Friday, May 12, 2006

When Captain American turned heel

"Survivor," the penultimate episode. The last time the show did a two-hour finale with just the final three, it was way back in Australia, and even Mark Burnett seemed ashamed of the amount of padding. So I was surprised, when I looked at the schedule, to realize this would be happening again. And so what's their solution to make the finale less painful this time? End the previous episode with a lame cliffhanger! Woo-hoo! The resolution of the fire-starting challenge (which really needs to be replaced by something more, you know, interesting) should take up, what, five minutes of time on Sunday? Yeah, that'll make the rest of the two hours just sail on by!

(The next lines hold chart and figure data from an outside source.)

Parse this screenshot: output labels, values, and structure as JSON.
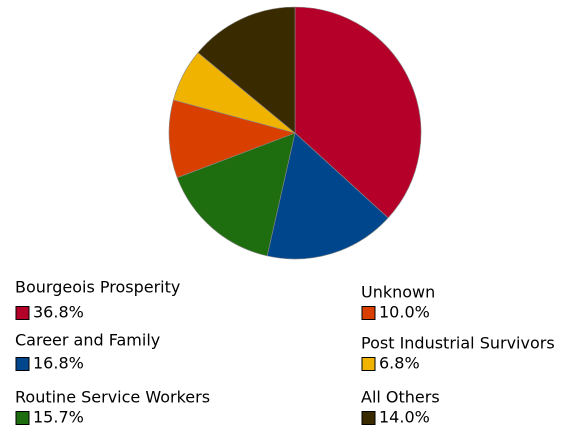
{
  "chart_data": {
    "type": "pie",
    "categories": [
      "Bourgeois Prosperity",
      "Career and Family",
      "Routine Service Workers",
      "Unknown",
      "Post Industrial Survivors",
      "All Others"
    ],
    "values": [
      36.8,
      16.8,
      15.7,
      10.0,
      6.8,
      14.0
    ],
    "value_labels": [
      "36.8%",
      "16.8%",
      "15.7%",
      "10.0%",
      "6.8%",
      "14.0%"
    ],
    "colors": [
      "#b5002a",
      "#00468c",
      "#1e6e10",
      "#d94000",
      "#f0b400",
      "#3a2a00"
    ]
  }
}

And good lord, but I hope Cirie wins that challenge, because if she does, I think she's gonna win the whole shebang. She won't win the final challenge, whether it's the traditional endurance thing or something else (the previews made it look like Terry and Aras were climbing some kind of ramp), but Aras hates Terry too much to take him in front of the jury and vice versa, plus Terry would probably worry that Aras might draw some votes while dismissing Cirie. So she could really, really win. Leaf-phobics of the world, unite!

Meanwhile, whatever admiration I may have for Terry's athletic gifts, I'm completely done with him as a human being. Forget that he's awful at strategy, forget that he somehow failed to lead a team with a clear muscle and brainpower advantage to more than two immunity wins, forget that he has time after time misread the personalities of the people around him. I'm done with him because of last week's asshole-ish speech to Aras when he was explaining the divvying up of the family reward, because of his tantrum with Cirie (the easiest person on this show to get along with, by far) and because he was about the sorest loser I've ever seen at the end of that reward challenge. "Call the whambulence" is elementary school taunting, and it's exactly what Terry deserved after his pissing and moaning. You could tell even Jeff was tired of him when Terry kept demanding an explanation for why he lost, and you know how much Jeff loves his alpha male jocks.

On the other hand, he did make one smart move in not giving Danielle the hidden idol. There was too much risk of her then selling him out to Aras and Cirie, and not remotely enough reward. Yes, Danielle might be more beatable than Cirie, but that margin's not big enough to risk finally getting voted out on the one night when he didn't have the necklace.

And with that, Terry went and ruined the whole hidden idol twist. If Burnett, Shelly and company want to try it again next time, they either have to hide more than one idol, or they need to impose a much tighter statute of limitations on the thing. Nice idea in theory, complete dud in practice.

What did everybody else think? And is anyone actually masochistic enough to watch the finale live? Even if I didn't have my Sunday "Sopranos" commitment, ain't no way I'm watching that thing without at least a 60-minute buffer to allow me to skip through all the non-essential Stations of the Cross garbage.